Plus tard, au milieu de la nuit. Peut être une heure du matin. Les obus qui tombent sur le bâtiment font un vacarme terrible. Parfois les murs résonnent jusqu'au premier étage, où nous avons trouvé refuge, dans l'axe de la salle d'opération. Je me redresse dans mon duvet.
En dessous, l'équipe se relaie pour sauver des vies. Tout à l'heure, ils ont apporté un blessé grave. L'homme regardait la télévision quand l'obus est rentré dans le salon… Il est déchiqueté de la tête aux pieds. Les chirurgiens tentent l'impossible.
Je ne peux pas dormir.
D'abord, je descends dans le couloir des "urgences", si ce mot veut encore dire quelque chose.
A gauche et à droite, des brancards, des lits, des blessés, et aussi tous les malades réguliers de l'hôpital, qu'on a descendu des étages, pour les entreposer plus ou moins à l'abri ici. Il y a partout cette odeur de chair humaine grillée. L'odeur de la guerre. L'odeur qu'on retrouve dans les salles d'opération, quand le bistouri électrique vient découper la peau.
A droite, il y a cet homme, les yeux hagards, allongé sur un lit, dans le couloir. Silencieux. Qui est il ? Quelle est son histoire ? J'approche ma caméra, me cale contre un mur, et fixe d'abord son regard, en longue focale. Ses yeux sont dans le vide, vraiment. Je ne me sens pas de lui poser de questions. Je filme, c'est tout. Ce regard veut tout dire. Je n'arrive pas à couper la caméra. J'en aurais assez. Ce n'est pas indécent de filmer, c'est indécent de dire : j'en ai assez, je coupe. Alors le plan est interminable. Les monteurs en feront leur affaire, ils couperont, eux, avec le recul. Moi, je n'en ai plus.

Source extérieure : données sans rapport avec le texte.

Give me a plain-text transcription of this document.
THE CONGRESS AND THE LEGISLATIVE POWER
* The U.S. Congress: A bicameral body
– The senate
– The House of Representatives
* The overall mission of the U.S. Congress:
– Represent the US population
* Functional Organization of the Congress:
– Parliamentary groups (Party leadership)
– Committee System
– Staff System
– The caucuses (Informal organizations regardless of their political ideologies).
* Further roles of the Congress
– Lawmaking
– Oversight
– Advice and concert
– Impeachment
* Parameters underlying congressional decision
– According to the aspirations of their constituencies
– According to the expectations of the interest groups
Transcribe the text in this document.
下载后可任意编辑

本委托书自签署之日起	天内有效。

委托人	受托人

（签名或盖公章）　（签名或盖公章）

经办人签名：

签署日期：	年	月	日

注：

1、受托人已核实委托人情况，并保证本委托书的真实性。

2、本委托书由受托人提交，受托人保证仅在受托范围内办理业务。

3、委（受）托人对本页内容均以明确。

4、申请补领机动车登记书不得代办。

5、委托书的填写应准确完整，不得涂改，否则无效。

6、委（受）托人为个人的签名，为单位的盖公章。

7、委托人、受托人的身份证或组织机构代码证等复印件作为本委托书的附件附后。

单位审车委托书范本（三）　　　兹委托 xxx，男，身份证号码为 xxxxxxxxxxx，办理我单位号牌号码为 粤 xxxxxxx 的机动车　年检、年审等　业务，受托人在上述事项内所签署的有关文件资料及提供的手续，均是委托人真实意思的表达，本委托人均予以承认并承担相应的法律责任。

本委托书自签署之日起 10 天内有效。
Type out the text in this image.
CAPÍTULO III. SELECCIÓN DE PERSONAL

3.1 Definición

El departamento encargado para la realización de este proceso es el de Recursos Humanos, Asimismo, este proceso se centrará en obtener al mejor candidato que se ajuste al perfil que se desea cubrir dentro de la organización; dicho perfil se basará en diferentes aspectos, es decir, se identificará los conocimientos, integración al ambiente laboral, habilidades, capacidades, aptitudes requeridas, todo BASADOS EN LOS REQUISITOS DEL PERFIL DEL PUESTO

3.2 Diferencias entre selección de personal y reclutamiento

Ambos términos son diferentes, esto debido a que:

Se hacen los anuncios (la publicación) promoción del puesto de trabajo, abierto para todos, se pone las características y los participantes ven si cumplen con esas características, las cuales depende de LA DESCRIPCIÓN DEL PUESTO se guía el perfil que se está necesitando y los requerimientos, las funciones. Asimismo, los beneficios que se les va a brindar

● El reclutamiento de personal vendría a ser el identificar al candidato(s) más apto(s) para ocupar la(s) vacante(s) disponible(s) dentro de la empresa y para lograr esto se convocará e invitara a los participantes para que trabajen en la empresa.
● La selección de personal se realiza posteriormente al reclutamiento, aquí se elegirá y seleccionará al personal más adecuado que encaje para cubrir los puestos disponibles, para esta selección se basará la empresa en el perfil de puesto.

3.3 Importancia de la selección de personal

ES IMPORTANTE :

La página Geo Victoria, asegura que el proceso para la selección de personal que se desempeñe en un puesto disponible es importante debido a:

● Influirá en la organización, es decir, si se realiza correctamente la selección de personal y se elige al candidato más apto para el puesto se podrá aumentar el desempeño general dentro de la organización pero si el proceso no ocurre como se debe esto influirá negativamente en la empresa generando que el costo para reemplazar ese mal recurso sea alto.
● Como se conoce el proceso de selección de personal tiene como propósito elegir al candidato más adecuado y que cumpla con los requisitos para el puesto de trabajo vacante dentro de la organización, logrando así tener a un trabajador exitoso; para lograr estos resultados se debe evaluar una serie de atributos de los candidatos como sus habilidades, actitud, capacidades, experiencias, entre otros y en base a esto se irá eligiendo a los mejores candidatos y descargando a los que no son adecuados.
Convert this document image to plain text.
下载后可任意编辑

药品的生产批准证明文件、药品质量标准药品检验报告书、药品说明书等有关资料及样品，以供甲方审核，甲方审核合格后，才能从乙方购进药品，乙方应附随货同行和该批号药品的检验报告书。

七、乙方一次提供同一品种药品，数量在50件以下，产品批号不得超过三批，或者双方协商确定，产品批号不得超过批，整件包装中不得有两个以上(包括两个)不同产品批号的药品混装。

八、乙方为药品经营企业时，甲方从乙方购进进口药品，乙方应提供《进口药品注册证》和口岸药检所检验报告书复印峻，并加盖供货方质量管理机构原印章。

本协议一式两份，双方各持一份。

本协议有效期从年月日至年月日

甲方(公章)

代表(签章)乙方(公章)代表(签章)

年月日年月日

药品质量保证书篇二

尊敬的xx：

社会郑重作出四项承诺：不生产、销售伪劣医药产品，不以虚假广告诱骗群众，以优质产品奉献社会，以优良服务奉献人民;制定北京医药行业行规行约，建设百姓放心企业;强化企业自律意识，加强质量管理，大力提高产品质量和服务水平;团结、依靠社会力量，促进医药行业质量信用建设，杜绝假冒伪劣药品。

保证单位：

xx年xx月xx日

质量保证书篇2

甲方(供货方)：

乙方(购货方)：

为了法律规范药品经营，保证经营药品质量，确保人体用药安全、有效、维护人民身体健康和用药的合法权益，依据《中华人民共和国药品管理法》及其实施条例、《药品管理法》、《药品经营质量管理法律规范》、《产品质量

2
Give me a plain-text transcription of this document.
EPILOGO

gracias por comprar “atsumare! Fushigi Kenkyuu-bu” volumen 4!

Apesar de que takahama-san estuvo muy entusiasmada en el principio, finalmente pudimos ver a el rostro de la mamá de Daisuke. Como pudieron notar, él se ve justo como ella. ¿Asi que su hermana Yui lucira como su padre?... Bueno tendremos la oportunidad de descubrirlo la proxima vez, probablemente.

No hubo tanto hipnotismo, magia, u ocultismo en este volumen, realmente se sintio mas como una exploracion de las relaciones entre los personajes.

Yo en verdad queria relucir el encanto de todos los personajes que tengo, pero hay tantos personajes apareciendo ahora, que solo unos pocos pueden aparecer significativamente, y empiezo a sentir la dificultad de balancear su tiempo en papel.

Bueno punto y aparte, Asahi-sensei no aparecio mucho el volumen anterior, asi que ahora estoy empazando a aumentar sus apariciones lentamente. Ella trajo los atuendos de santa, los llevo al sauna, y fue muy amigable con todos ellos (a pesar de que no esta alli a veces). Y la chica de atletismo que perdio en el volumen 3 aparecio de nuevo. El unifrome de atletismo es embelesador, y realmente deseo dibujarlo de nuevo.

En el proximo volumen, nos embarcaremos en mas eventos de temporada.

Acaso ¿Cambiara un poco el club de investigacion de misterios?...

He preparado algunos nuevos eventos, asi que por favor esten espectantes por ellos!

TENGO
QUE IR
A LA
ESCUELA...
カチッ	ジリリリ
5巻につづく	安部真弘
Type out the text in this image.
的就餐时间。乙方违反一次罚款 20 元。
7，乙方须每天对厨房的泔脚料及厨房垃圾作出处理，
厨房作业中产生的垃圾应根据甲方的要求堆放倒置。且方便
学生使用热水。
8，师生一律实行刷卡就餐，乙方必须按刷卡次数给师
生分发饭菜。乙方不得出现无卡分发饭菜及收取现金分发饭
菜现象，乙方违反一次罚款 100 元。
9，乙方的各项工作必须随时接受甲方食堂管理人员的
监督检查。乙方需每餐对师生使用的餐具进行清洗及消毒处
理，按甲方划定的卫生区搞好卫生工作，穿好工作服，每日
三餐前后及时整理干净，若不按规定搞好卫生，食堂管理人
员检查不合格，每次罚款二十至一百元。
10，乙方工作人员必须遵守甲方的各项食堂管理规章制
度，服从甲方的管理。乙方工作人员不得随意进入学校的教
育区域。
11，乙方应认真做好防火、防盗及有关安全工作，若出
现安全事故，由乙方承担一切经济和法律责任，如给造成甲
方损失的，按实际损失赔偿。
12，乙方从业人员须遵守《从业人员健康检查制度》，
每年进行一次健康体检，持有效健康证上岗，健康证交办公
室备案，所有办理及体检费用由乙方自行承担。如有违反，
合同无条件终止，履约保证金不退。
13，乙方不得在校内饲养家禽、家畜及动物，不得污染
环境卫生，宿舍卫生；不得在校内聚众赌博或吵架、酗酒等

Encore plus tard, je monte dans les étages.
Les obus n'arrêtent pas de tomber sur le bâtiment.
Bien sûr, je veux raconter la guerre, je suis là pour çà. Pourquoi trop se planquer ? Le risque est une pure question statistique, à ce moment là. L'hôpital est dévasté par les bombardements, qui durent déjà depuis plusieurs jours. Je monte donc cet escalier qui mène aux étages. Il y a ce vent, qui s'engouffre à l'aise dans les ouvertures. Tout est dévasté. Une démolition programmée.
Tout à coup, un obus explose à l'étage au dessus. Un coup très fort, très sec, et en même temps qui résonne au plus profond des murs et du corps. A cet instant précis, je sais que j'entendrai toute ma vie le son de ces engins de mort qui perforent le béton de l'hôpital. C'est un son qu'on n'oublie pas.
Je cours dans le couloir principal, pour atteindre la façade ouest, d'où j'imagine pouvoir faire un image. Mais là, on ne voit rien. On devine le fleuve, seulement, dans la pénombre. De l'autre côté, j'imagine l'affairement sur la ligne de front, les hommes qui préparent les munitions. Il me semble entendre des voix, des cris. J'imagine les hommes excités par le bombardement, par la nuit, peut être par l'alcool…
De nouveau une énorme explosion.
La déflagration m'a collé contre le mur. J'ai le coeur qui bat la chamade. Les jambes qui tremblent.
Putain, qu'est ce que je fous là ? Tu ne vois pas que çà sert à rien ? Qu'est ce que tu es venu faire dans cette galère ? Et puis on se raisonne. Tiens, encore un autre obus. Maintenant un tir de mortier. Tiens, je suis encore en vie.
Respirer. Regarder, réfléchir. En bas, les autres sont là, qui dorment, ou qui s'affairent dans la salle d'opération. Toi, c'est quoi ton boulot ? Il y a en bas des gens qui survivent, qui résistent. Et toi ?
Je m'assieds au bord d'une baie vitrée. J'ai l'impression que je suis en sécurité là. Alors je regarde les reflets d'une lumière sur les tourbillons du fleuve. Du temps pour moi. Juste pour moi.
Les tirs vont durer toute la nuit. Tu n'es qu'un grain de poussière. Je me souviens de ces fois où la faux n'est pas passée très loin. Toutes ces fois où "çà sentait le sapin". Impression d'être un survivant.
Une rafale de vent s'est engouffrée dans le couloir. Une odeur de poussière, comme dans un chantier de démolition, et toujours mêlée à cette odeur de chair humaine grillée… Encore un tir de mortier, cette fois ci avec une immense bruit de verre. Tiens, il restait encore une vitre debout ?
Bon, allez, va te coucher.

Au petit matin, je navigue dans les couloirs.
Après la furie nocturne, un étrange silence a envahi les lieux.
Salle d'opération.
Une infirmière lave à grande eau la mare de sang qui occupe tout le sol.
L'homme opéré dans la nuit est toujours là. Ou plutôt ce qu'il en reste. Il a été amputé d'un bras… et des deux jambes. Il reste ce tronc, et ce bras tendu vers le ciel, intégralement bandés. Et ce visage tuméfié, dont le profil se découpe en silhouette sur la baie vitrée. Pas prêt d'oublier, çà non plus ! Il décédera la nuit suivante. L'équipe médicale est épuisée. On dort où on peut, à même le sol, dans les bras l'un de l'autre.
La caméra fixe à distance ces terribles images. Comme un chat sur l'épaule. Ma copine, cette bétacam…
Qu'est ce qui est diffusable ? Pourquoi j'aurais le droit de voir, et pas les autres ?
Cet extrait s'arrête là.